Psychotic symptoms emerging before the age of 30-35 years are considered in favor of primary psychiatric disorder, but it may be difficult to distinguish whether psychotic symptoms starting after age 35 are due to psychiatric illness or FTD (9). Significant positive psychotic symptoms accompanied by apathy and cognitive impairment are more pronounced for psychiatric disorders. Psychotic disorders are mostly accompanied by intermittent exacerbations in between stable phases, whereas progression of deficits without a remission in FTD is important in differential diagnosis (15). In our case, the onset age of the disease being 37 years old, the insidious onset, the progressive course without remission, and the positive family history could be considered in favor of FTD, whereas the presence of predominant positive psychotic symptoms at the beginning was in favor of psychotic disorder.
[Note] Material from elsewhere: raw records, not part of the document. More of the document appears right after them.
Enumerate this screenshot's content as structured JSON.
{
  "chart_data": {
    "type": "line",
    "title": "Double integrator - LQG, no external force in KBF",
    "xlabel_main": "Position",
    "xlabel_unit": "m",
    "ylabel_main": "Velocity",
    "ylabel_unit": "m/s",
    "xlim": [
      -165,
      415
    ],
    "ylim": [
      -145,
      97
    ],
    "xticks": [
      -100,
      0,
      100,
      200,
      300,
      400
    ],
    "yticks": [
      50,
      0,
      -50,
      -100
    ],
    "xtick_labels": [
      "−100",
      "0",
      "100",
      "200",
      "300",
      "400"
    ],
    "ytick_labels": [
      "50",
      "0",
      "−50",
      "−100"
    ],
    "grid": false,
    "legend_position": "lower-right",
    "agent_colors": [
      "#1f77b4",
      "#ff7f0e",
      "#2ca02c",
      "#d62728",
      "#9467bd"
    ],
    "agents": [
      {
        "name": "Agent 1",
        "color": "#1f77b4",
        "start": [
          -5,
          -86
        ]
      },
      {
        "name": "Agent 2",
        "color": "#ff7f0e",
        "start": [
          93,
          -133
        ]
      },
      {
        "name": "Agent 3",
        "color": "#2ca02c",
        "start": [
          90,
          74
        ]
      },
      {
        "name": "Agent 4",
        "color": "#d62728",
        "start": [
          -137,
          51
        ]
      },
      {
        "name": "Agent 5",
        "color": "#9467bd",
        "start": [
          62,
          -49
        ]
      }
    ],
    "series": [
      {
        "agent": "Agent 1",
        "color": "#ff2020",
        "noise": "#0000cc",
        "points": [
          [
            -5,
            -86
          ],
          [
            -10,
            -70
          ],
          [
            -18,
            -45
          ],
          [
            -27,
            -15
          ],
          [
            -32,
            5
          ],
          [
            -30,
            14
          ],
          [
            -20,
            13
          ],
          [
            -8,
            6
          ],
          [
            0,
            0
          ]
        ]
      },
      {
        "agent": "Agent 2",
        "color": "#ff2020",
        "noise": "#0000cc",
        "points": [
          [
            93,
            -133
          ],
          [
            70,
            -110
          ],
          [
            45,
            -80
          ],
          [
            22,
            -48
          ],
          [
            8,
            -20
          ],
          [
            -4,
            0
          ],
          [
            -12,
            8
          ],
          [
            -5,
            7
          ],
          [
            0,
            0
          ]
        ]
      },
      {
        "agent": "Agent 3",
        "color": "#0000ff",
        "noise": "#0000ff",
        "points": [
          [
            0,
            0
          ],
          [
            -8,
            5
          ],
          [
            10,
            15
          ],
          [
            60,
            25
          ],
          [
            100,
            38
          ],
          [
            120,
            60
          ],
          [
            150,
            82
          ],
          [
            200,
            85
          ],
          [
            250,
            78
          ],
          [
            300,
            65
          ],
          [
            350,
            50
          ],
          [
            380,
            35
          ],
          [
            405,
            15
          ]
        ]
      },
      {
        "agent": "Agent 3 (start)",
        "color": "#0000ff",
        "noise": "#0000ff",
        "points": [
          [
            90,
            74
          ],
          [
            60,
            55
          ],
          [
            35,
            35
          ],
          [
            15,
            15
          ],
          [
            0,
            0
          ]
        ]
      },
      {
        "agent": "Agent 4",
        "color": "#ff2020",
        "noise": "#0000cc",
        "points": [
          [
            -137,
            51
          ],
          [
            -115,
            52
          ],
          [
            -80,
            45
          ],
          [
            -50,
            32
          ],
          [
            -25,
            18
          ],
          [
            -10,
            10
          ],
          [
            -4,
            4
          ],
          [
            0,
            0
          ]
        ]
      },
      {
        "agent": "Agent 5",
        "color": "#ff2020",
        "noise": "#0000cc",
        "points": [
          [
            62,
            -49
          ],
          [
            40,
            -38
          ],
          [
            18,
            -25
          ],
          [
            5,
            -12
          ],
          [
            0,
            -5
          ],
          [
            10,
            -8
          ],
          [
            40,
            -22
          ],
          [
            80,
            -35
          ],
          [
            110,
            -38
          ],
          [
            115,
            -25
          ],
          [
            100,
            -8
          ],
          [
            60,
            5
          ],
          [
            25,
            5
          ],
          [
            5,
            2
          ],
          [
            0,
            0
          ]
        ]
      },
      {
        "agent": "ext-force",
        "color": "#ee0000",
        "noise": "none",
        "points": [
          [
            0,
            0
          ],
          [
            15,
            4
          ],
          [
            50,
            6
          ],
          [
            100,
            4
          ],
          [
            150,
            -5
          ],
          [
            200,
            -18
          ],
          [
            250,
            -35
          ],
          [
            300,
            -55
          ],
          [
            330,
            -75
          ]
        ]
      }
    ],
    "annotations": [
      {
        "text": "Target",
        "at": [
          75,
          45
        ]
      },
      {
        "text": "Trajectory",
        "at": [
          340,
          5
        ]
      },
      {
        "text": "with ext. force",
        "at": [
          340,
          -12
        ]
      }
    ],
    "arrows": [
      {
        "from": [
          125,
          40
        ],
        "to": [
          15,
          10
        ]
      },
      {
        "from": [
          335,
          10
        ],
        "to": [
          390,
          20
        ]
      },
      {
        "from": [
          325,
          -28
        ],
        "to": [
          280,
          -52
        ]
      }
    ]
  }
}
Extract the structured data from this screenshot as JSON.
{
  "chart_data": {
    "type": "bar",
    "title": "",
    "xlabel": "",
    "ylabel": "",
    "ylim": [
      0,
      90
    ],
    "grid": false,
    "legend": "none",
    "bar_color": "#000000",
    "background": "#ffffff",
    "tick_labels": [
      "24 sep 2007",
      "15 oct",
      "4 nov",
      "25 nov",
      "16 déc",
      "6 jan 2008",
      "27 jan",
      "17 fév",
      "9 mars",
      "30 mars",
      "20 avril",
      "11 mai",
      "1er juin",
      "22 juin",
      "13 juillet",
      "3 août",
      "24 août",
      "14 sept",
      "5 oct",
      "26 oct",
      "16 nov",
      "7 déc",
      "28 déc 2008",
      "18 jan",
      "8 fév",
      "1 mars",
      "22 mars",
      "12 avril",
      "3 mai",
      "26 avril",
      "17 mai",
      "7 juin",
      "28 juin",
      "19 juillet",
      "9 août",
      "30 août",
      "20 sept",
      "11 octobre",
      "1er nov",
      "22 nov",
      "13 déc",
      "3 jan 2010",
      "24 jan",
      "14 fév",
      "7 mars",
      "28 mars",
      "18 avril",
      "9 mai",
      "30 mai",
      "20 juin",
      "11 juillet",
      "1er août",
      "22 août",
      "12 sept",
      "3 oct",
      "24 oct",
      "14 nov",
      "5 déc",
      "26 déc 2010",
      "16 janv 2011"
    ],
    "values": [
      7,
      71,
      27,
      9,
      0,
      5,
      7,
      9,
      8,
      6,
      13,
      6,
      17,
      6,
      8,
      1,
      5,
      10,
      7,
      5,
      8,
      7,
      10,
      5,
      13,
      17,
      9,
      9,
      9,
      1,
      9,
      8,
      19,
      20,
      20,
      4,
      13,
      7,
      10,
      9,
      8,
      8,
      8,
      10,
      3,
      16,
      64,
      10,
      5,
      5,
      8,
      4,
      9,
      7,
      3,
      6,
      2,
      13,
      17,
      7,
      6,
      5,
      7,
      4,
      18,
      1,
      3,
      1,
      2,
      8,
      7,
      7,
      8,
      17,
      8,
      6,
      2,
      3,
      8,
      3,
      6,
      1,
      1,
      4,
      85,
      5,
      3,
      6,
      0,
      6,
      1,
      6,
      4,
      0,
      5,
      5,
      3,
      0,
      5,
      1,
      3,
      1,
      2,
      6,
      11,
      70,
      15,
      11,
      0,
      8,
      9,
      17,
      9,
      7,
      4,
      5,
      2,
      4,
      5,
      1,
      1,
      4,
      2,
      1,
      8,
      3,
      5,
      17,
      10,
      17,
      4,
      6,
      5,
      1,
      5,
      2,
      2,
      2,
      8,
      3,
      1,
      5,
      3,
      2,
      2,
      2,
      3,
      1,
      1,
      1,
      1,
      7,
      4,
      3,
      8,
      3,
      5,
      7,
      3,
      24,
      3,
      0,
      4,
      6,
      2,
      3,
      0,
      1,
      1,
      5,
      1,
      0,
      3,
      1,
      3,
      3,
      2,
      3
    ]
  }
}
Our case has also been treated initially for schizophrenia and then for treatment-resistant schizophrenia for about 8 years. When diagnosing schizophrenia—as in all psychiatric diagnoses—general medical conditions and substance use should be investigated first. The necessary tests should be performed not only in the initial diagnosis process but also during follow-up when the expected response to the treatment cannot be achieved. Since patients are considered to be resistant to treatment when the desired response to antipsychotic medication is not accomplished in spite of the use of two different antipsychotic medicines at adequate dose and for adequate duration in the treatment of schizophrenia, our case was also considered as resistant to treatment and clozapine was started. However, it has been considered that schizophrenia may have been a misdiagnosis when adequate response to clozapine was not achieved and rapid deterioration was observed. The delay in the diagnosis and in treatment may be due to the confounding effect of the early onset, as well as because of the low awareness of FTD as a clinician. One of our main aims in presenting this case is to increase the awareness. In the literature, generally there are case reports on the differential diagnosis of psychotic disorders and FTD, and there is a need for studies with large samples on this topic.